The first letters of the Hebrew words stand for "MaLEy AHaVaH" - "filled with love" - to teach that Moses' anger was only exterior, but within his heart he was filled with true brotherly love.

(Pisgamim Yekarim - Parshas Shmini - in the name of Rabbi Nosson Dovid of Shidlovtza, father of the first Biala Rebbe)

-"And Moses heard and it became good in his eyes" (Leviticus 10:20),

What does it mean "it became good"? It means that Moses was always saying the words of Torah and Aaron was always hearing them. However, this time the verse says "and Aaron said that today is the day", therefore the scripture states that Moses heard, because this time he was hearing the Torah. It became good in his eyes, because he saw that it is better to hear words of Torah than to say them himself.

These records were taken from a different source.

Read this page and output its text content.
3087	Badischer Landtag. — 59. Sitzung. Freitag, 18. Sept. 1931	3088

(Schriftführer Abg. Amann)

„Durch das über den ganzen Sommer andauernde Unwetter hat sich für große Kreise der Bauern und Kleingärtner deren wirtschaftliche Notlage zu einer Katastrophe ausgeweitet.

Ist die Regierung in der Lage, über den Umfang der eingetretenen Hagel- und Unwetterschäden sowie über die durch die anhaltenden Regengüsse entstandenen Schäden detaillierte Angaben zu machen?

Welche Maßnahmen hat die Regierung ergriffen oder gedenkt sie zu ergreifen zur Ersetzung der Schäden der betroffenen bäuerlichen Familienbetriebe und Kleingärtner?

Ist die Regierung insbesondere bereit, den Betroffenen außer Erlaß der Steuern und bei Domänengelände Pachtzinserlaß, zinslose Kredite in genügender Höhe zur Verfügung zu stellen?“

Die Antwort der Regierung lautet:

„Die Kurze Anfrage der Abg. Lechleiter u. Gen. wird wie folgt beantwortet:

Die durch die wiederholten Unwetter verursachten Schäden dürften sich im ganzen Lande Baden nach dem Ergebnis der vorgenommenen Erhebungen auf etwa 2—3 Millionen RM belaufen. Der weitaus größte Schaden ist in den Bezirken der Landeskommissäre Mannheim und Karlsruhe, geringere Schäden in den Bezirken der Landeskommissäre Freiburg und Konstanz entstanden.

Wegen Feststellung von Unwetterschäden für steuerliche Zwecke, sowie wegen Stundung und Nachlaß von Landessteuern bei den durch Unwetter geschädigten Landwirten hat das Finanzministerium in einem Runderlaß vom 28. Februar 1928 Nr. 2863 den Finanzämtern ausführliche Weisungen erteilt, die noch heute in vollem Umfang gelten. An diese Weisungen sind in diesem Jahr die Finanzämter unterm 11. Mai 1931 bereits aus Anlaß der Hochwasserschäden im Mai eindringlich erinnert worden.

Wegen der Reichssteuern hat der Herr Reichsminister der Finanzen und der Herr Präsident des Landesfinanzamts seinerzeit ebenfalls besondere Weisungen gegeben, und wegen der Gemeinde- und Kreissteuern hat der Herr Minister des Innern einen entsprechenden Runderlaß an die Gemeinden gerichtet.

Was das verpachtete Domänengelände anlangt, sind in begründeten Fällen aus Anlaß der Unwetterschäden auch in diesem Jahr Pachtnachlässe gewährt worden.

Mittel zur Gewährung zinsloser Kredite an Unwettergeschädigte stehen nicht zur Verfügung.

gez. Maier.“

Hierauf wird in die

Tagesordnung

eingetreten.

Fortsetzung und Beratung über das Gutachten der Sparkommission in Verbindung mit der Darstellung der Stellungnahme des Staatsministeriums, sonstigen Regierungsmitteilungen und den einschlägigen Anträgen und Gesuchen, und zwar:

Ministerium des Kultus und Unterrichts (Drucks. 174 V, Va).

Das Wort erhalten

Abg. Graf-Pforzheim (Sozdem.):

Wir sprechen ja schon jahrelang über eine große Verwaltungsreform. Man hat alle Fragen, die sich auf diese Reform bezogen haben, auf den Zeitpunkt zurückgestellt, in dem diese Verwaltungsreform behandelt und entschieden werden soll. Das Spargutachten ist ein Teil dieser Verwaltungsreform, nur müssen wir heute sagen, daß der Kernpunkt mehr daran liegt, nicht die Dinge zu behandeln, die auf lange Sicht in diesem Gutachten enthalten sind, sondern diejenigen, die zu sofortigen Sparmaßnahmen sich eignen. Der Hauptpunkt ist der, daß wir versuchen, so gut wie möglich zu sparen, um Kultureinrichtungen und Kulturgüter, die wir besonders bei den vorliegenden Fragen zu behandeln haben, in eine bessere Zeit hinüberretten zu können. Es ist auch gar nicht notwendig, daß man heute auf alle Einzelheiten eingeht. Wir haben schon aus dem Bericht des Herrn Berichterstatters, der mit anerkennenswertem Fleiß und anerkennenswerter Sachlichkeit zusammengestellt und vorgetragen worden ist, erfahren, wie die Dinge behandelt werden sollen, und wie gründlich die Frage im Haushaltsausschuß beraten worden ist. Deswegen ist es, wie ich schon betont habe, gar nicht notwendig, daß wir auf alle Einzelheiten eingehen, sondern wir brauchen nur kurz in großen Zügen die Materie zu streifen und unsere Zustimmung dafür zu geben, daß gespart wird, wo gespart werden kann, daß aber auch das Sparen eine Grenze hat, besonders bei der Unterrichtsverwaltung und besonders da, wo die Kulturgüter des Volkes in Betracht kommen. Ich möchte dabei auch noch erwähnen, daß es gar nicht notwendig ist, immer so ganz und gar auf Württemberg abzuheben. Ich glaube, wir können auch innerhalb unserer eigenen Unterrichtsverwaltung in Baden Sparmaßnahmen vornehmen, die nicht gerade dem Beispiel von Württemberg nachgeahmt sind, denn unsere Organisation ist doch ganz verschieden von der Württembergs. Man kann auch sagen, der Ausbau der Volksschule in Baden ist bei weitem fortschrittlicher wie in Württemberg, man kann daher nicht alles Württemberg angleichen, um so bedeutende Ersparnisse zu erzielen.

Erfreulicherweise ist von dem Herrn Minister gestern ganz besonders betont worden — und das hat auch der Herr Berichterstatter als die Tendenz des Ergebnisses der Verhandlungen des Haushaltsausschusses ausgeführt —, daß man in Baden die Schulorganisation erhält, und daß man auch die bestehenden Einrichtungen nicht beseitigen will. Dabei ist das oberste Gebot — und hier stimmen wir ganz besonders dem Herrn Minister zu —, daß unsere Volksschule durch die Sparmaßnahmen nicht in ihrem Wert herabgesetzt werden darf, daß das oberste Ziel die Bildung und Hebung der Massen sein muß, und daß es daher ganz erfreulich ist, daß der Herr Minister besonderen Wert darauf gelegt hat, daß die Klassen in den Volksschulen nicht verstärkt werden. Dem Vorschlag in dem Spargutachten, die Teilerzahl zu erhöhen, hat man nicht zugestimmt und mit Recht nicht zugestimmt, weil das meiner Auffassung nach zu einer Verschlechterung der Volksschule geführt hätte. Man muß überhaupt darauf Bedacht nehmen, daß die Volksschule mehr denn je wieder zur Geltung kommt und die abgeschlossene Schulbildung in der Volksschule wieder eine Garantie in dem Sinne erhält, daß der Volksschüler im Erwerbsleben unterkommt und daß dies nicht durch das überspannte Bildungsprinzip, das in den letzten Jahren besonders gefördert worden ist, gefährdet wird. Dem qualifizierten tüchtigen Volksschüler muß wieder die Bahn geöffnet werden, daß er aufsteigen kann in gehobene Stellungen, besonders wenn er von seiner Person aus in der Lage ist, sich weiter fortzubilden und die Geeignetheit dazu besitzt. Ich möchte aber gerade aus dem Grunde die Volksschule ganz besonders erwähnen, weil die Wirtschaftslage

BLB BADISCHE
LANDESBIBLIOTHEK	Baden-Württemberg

(Sefer Imrei Tzaddikim, page 43, in the name of Rabbi Nosson Dovid of Shidlovtza)

-"And all wild animals that walk on four paws are unclean to eat" (Leviticus 11:27)

Why does the Torah have to write this? None of these animals chew cud nor do they have cloven hooves, since they walk on paws. One must say that this is hinting to a teaching. Chewing cud hints to the concept that a person must constantly meditate upon his past actions, as if to say he is "chewing it over". He must always contemplate his deeds. This is like ruminant animals that eat the same food again that they have already eaten. Also, the Hebrew word for cud, "gerah" is equal in Gematria to the name "Yitzchak" (Isaac). This means that a person must be in awe of G-d while eating, as Isaac was known for his pious fear of G-d, inasmuch as G-d is referred to in Scripture as the "Fear of Isaac". This is hinted to by the fact that the Sacred Table was located on the northern side of the Holy Temple, as Kabbalah teaches that "north" is a reference to awe. Split hooves hint to the need for a person to recount his steps, for the Sages teach that a person must always be afraid that he is going in the wrong spiritual direction in life, and be careful to go on the proper path. All that walk on paws hints to the type of person who believes, G-d forbid, that all of his strength is in his own hands, and that he is responsible for all of his accomplishments, ignoring the Hand of G-d in his personal life. One must rather believe that all of his livelihood comes only from the mercy that the L-rd has upon him. This is further emphasized by the usage of the term "walk", that one must realize that even one's spiritual goodness does not come from his own strength, but are also a gift from G-d, as is taught in the book Avodas HaKodesh by Rabbi Azulai, the Chida, zy"a, that a person must say every day that "I believe that everything comes from G-d, may He be blessed, whether they are things good for the body or things good for the soul. This is based upon the following Scripture, "And you should remember the L-rd your G-d, for He is the one who gives you the strength to perform valiant deeds."